Alhamish Sims, portfolio manager at New York-based investment firm TIAA, said, “The accumulated wealth gap is a social, economic, political and labor market discrimination that has persisted for multiple generations in the black community. It comes from the legacy of I manage retirement plans for many teachers and others.

According to Federal Reserve data, black families tend to accumulate significantly less wealth than white families, up to 85% less. In other words, the typical white family has eight times as much wealth as the typical black family, says Sims.

This disparity can create a tough economic environment for older black Americans who are contemplating retirement or want to grow after retirement.

What causes inequality?

Economists say three key factors account for much of the inequality: home wealth, income and retirement plan participation.

Teresa Guirarducci, professor of economics and policy analysis at the New School for Social Research in New York, said, “There is no serious research that believes blacks and families are to blame for racial and wealth inequality. There is no one,” he says.

“When it comes to housing equity, federal policies on lending and redlining, along with blatant discrimination and violence that impede housing equity, and illegal activities that destroy land titles, have been the driving force. studies have shown. [people of color] from land acquisition,” she added.

The Color of Law, Richard Rothstein’s 2017 landmark history of how governmental segregation shaped modern American metropolitan It traces the history of discrimination (and the resulting devaluation of black Americans).

“This wonderfully important book … shows how federal, state, and local housing policies have divided America into two societies, separate and unequal, and used public power to be unfair to African Americans. It shows how severe the damage was inflicted on the country,” said Florence Roisman. A law professor at Indiana University wrote about “the color of law.”

In August 2020, The New York Times cited a 2018 report by researchers from Gallup and the Brookings Institution on the widespread undervaluation of black-owned real estate in the United States, in which the “majority black” found that homes in neighborhoods were more likely to be valued 23% cheaper than nearly identical homes in predominantly white neighborhoods. It also found that black homeowners suffered $156 billion in cumulative losses from the writedowns.

Blacks tend to earn less than whites for various institutional reasons. And they face an even tougher situation when it comes to promotion.

Read more: Retirement Disparities by Race, Ethnicity, and Gender: How Can We Close It?

You can’t save what you don’t have

“Black people have less money because they earn less,” says Jeffrey Sanzenbacker, an associate professor of economics at Boston University and a fellow in the University’s Center for Retirement Studies. “It is still due to discrimination, education and opportunities.”

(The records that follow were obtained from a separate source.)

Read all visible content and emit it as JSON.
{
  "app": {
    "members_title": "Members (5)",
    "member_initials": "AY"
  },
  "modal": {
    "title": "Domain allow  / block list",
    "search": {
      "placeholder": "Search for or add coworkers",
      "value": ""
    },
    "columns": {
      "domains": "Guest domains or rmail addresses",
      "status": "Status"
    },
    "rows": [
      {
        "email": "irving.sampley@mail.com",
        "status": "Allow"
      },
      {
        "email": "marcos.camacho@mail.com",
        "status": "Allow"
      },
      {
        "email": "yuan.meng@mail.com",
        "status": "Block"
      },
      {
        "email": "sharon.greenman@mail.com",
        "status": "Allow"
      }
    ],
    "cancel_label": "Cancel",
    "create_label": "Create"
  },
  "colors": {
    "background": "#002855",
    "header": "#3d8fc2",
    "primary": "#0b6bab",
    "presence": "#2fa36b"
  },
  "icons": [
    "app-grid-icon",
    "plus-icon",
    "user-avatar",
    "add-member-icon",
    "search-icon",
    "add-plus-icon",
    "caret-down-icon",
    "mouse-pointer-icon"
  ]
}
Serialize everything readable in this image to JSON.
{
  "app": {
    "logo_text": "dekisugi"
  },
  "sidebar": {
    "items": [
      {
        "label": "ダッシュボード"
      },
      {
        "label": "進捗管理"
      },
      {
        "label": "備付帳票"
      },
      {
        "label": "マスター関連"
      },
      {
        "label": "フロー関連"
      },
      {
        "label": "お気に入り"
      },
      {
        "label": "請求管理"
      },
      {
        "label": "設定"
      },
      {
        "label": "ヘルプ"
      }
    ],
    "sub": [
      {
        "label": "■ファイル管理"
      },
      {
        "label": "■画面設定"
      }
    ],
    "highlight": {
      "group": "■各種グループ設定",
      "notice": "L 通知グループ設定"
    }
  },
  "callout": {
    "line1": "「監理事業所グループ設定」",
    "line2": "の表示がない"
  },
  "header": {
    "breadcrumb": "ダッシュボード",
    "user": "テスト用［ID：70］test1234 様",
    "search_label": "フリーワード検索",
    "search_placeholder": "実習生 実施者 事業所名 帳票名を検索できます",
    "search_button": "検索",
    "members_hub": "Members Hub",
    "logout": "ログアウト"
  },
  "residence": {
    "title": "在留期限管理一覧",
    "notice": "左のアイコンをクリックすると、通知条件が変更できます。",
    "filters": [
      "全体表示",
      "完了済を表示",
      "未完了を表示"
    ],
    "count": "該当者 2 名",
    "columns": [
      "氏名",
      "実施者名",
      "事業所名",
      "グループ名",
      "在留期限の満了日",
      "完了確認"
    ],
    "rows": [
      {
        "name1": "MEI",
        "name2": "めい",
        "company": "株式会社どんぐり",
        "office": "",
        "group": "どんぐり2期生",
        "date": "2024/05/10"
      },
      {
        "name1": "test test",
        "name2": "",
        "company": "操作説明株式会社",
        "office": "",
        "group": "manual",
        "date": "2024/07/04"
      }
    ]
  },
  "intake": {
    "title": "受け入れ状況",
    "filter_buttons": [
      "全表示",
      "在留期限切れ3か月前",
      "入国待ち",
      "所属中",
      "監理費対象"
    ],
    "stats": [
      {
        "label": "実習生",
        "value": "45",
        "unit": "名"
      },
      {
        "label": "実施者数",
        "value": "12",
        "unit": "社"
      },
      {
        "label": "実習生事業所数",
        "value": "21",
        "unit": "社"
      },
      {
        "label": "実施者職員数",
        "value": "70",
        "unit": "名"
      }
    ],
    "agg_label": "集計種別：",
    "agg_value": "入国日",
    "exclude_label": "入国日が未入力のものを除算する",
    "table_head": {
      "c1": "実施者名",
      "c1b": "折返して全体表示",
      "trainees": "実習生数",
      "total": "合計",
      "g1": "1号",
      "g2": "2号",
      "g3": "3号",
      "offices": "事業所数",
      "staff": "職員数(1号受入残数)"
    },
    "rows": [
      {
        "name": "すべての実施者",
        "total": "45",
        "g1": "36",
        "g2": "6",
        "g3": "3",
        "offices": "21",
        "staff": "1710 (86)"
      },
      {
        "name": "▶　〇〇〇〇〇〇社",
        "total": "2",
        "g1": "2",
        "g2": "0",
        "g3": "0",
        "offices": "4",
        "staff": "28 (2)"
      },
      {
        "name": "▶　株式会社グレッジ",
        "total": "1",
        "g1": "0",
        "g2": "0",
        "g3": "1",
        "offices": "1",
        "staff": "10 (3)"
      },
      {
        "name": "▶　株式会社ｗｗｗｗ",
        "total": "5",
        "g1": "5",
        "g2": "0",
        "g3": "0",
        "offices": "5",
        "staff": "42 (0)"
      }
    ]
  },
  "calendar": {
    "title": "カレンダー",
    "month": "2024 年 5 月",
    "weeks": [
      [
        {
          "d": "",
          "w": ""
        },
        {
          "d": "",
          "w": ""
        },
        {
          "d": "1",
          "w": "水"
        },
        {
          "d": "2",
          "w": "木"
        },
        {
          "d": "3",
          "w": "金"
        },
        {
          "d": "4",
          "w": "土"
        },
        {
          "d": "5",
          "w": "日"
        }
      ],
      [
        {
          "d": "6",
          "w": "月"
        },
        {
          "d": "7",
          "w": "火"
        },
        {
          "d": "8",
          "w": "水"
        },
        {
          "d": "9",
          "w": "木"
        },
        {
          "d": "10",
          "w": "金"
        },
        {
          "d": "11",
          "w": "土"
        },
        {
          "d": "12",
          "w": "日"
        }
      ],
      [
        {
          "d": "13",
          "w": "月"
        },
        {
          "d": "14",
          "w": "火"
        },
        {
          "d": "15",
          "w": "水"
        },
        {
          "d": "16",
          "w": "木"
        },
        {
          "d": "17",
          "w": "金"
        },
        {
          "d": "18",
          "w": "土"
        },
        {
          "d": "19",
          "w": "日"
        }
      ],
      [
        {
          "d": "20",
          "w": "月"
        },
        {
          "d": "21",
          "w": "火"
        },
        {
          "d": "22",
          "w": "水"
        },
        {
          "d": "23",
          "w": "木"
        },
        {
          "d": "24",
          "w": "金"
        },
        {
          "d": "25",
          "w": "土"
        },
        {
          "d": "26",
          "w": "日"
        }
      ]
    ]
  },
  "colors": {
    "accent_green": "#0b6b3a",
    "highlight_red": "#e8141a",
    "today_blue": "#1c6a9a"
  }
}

In any given year, the median income of a black household is only 55% of that of a typical white household, Sanzenbacher said.

“You can save if you have income,” he says. “The more you earn, the more you save.”

The situation looks even more dire for blacks when overall wealth is considered. (Wealth is the value of the assets you own minus your liabilities.) Blacks are at a huge disadvantage there too, and housing is a factor again.

“Wealth is capital accumulated over time,” Sanzenbacher said. “Homes. Retirement accounts. Checks and savings. And the amounts are even more unequal, with black households probably having 15% to 20% of the wealth of white households.”

Then there is the issue of participation in retirement plans.

Baltimore-based investment firm T. Rowe Price uses the US Census and other data to track retirement trends.

“One of the key factors, perhaps one of the most important, is participation,” said Sudipto Banerjee, director of retirement thought leadership at the company. “As you can imagine, there are some very large disparities among participants.”

See also: Telling low-income families to spend more will not close the racial wealth gap, says Boston Fed researcher

Employer size matters

“We looked at the private sector, which is paid. In general, 50% overall participation is not a very positive story for any group. That in itself is not very good. No, when you go down to the bottom, the only two groups with above-average participation rates are whites and Asians,” Banerjee said.

Latino workers rank last, with about 32% participating in retirement savings plans, he said. About 40% of blacks participate.

Banerjee said one explanation is the size of the employer. Blacks and Latinos are concentrated in lower-income groups, while Latinos tend to work for small businesses that are less likely to offer retirement plans. But almost half of black people work for big companies. They may have access to programs, but low incomes for blacks may constrain participation.

See also: Small businesses struggle to help employees save for retirement

And: Small Businesses Are “Double Paying” for 401(k) Plans

Over the decades, the Ariel Schwab Black Investor Survey has shown that 401(k) plans have been the gateway to investing for many Black Americans.

Ariel Patrick, chief public relations officer at Chicago-based Ariel Investments, said: “Our research shows that the participation gap between black and white investors in defined contribution plans will narrow in 2022. However, participation has stagnated and remains well below 2015 figures.” He is one of the largest black-owned property management firms in the United States.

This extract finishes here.